La quote-part mis à la charge de l’acheteuse au titre cette condamnation s’élève à 2 100 euros selon l’appel de fonds du 27 juillet 2020.
La faute du notaire et l’étude notariale a fait perdre une chance à l’acheteuse de ne pas contracter à des conditions financières plus favorables, en négociant une baisse du prix de vente correspondant aux charges de copropriété supplémentaires engendrées par la procédure en cours (travaux à réaliser et frais de défense).
Ces charges supplémentaires s’élèvent pour elle à 7 076,13 euros.
La cour évalue la perte de chance à 95% des préjudices subis, compte-tenu du fait que le montant de la plupart des condamnations était connu au jour de la vente, le seul aléa subsistant tenant à l’issue du pourvoi en cassation et de l’appel formé à l’encontre du jugement du juge de l’exécution.
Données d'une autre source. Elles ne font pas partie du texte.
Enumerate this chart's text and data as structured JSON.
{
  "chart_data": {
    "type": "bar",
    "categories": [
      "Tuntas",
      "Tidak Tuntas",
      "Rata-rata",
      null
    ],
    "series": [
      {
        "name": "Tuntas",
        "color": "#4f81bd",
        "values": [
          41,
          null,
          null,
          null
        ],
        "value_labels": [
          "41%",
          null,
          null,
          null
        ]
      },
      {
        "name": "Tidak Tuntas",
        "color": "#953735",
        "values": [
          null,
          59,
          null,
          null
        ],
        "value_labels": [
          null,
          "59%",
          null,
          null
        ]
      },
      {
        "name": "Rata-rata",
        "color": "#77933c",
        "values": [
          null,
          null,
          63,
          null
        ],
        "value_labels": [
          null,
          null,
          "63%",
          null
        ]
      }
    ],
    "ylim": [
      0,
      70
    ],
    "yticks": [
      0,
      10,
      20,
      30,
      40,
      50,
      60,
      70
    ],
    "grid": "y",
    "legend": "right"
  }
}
Par conséquent, les notaires sont condamnés à payer à Mme [E] la somme de 6 722,32 euros en réparation de son préjudice à ce titre.
**préjudice financier
Ce préjudice se confond avec celui indemnisé au titre de la perte de chance de ne pas contracter à des conditions plus avantageuses.
Elle est donc déboutée de cette demande.
**préjudice moral
L’appelante ne démontre pas que le non-respect du devoir d’information des notaires lui a occasionné un préjudice moral, non plus que le défaut de réponse à ses réclamations.
Cette demande est également rejetée.
*autres demandes
Le jugement est infirmé en ses dispositions relatives aux dépens et aux frais irrépétibles, sauf en ce qu’il a condamné Mme [E] à payer à M. [A] la somme de 1 000 euros sur le fondement de l’article 700 du code de procédure civile.
Les notaires, qui succombent, sont condamnés aux dépens de l’entière procédure.
Il serait inéquitable de laisser à la charge de l’appelante les frais engagés et non compris dans les dépens. Les notaires sont condamnés à lui payer la somme de 3 000 euros sur le fondement de l’article 700 du code de procédure civile.
Il serait également inéquitable de laisser à la charge de M. [A] ces mêmes frais.
Mme [E], qui succombe dans ses demandes formulées à son encontre, est condamnée à lui payer la somme de 2 000 euros à ce titre.
Enfin, la demande de condamnation de Mme [E] à payer au syndicat des copropriétaires la somme de 2 000 euros au titre de l’article 700 du code de procédure civile est rejetée, celle-ci ne l’ayant pas attrait à la procédure et n’ayant formulé aucune demande à son encontre.
PAR CES MOTIFS
La cour,
Infirme le jugement rendu le 31 août 2023 par le tribunal judiciaire de Nîmes, sauf en ce qu’il a :
— débouté Mme [S] [E] de ses demandes à l’encontre de M. [D] [A], agissant en son nom personnel et en qualité d’ayant-droit de [K] [U],
— condamné Mme [S] [E] à payer à M. [D] [A], agissant en son nom personnel et en qualité d’ayant-droit de [K] [U], la somme de 1 000 euros sur le fondement de l’article 700 du code de procédure civile ;
Statuant à nouveau des chefs infirmés
Condamne in solidum Me [G] [T] et la Scp Patrick Martinel, [G] [T] et Laurent Gigoi à payer à Mme [S] [E] la somme de 6 722,32 euros en réparation de son préjudice de perte de chance,
Déboute Mme [S] [E] de ses demandes de dommages et intérêts au titre de son préjudice financier et de son préjudice moral,
Y ajoutant,
Condamne in solidum Me [G] [T] et la Scp Patrick Martinel, [G] [T] et Laurent Gigoi aux dépens de la procédure de première instance et d’appel,
Condamne in solidum Me [G] [T] et la Scp Patrick Martinel, [G] [T] et Laurent Gigoi à payer à Mme [S] [E] la somme de 3 000 euros sur le fondement de l’article 700 du code de procédure civile,
Condamne Mme [S] [E] à payer à M. [D] [A], agissant en son nom personnel et en qualité d’ayant-droit de [K] [U], la somme de 2 000 euros sur le fondement de l’article 700 du code de procédure civile,
Déboute le syndicat des copropriétaires de la copropriété [Adresse 21] de sa demande au titre de l’article 700 du code de procédure civile.
Arrêt signé par Mme Audrey Gentilini, conseillère faisant fonction de présidente et par la greffière.